Johnson is looking forward to the challenge. Last year's team rebounded with a 17-12 record but it could have been even better. It lost to Crete-Monee three times, including a three-pointer in the regional final. Italso lost one-pointers to Hillcrest and Thornwood.

"I look back and see we could have been much better. We came into most games not mentally ready," Johnson said. "This year we have more guys who work harder than last year. We came into this season a lot more focused, mentally ready. Last year, our heads got big in the beginning.

"We started to get ready for this season last April, after last season ended.
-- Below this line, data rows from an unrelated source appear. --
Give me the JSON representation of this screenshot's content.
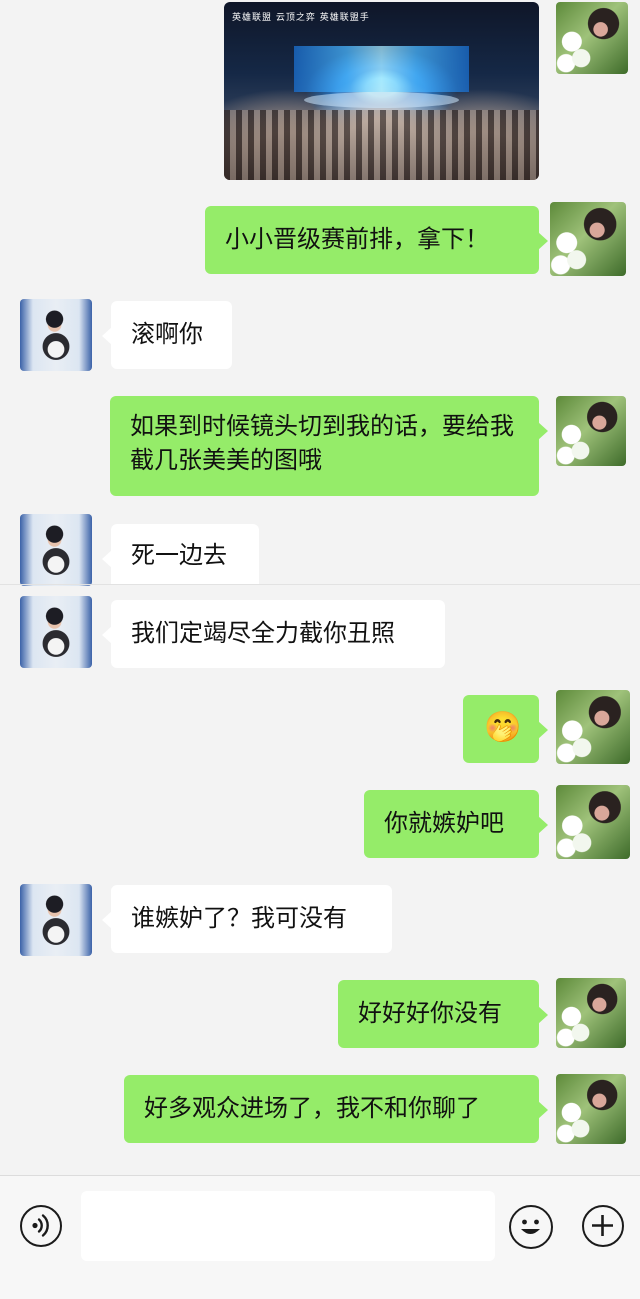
{
  "messages": {
    "m1": "小小晋级赛前排，拿下！",
    "m2": "滚啊你",
    "m3": "如果到时候镜头切到我的话，要给我截几张美美的图哦",
    "m4": "死一边去",
    "m5": "我们定竭尽全力截你丑照",
    "m6": "🤭",
    "m7": "你就嫉妒吧",
    "m8": "谁嫉妒了？我可没有",
    "m9": "好好好你没有",
    "m10": "好多观众进场了，我不和你聊了"
  },
  "photo": {
    "logos": "英雄联盟  云顶之弈  英雄联盟手"
  },
  "input_bar": {
    "voice_icon": "voice-icon",
    "emoji_icon": "emoji-icon",
    "plus_icon": "plus-icon",
    "placeholder": ""
  },
  "colors": {
    "my_bubble": "#95ec69",
    "their_bubble": "#ffffff",
    "background": "#f3f3f3"
  }
}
We decided we wouldn't lose games this year like we did last year. We come to practice and work hard every day. We give 100 percent. We come mentally prepared every time we play, no matter who we are playing."

If that means getting into a teammate's face, so be it. It is all part of the game plan for 2011-12. "Sometimes we have to get in each other's face to let them know it is game time. I like how we have come together. We like to be around each other," Johnson said.
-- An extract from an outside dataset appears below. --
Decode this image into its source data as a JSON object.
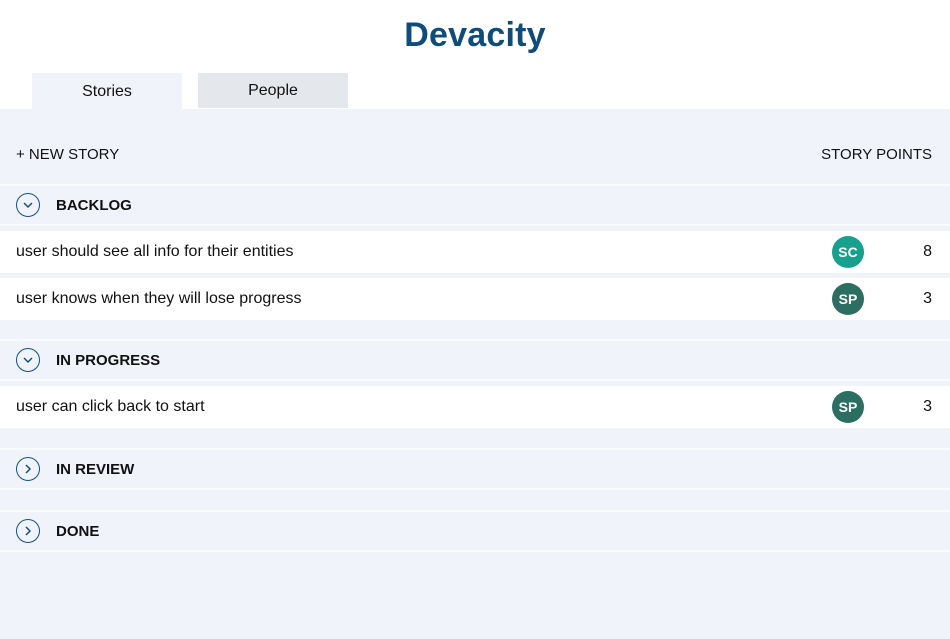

Born in Chicago, Johnson moved to Lansing and attended Thornton Fractional South for a year, then transferred to Bloom.

"Before I came to Bloom, I didn't know anything about the school," he said. "As a sophomore, the coaches preached how big Bloom was, that they were trying to get back to where they were."

It didn't take Johnson very long to know that Bloom has a rich history in basketball, football, baseball, wrestling, cross-country and track and field. The Hall of Fame outside the gym is filed with Sweet Sixteen banners, All-State banners and two state runnersup trophies in basketball and 11 state championship trophies -- six in track and field, three in cross-country and two in wrestling.

"I'm impressed by how many All-State basketball players there were, 16 of them, but none since Aaron Nelson 2008," Johnson said. "There were so many in the 1970s. I hope I will get there. But you have to put in work to do it. Leadership is important, how far I can take my teammates, pass the ball to the open man and make a shot when my number is called."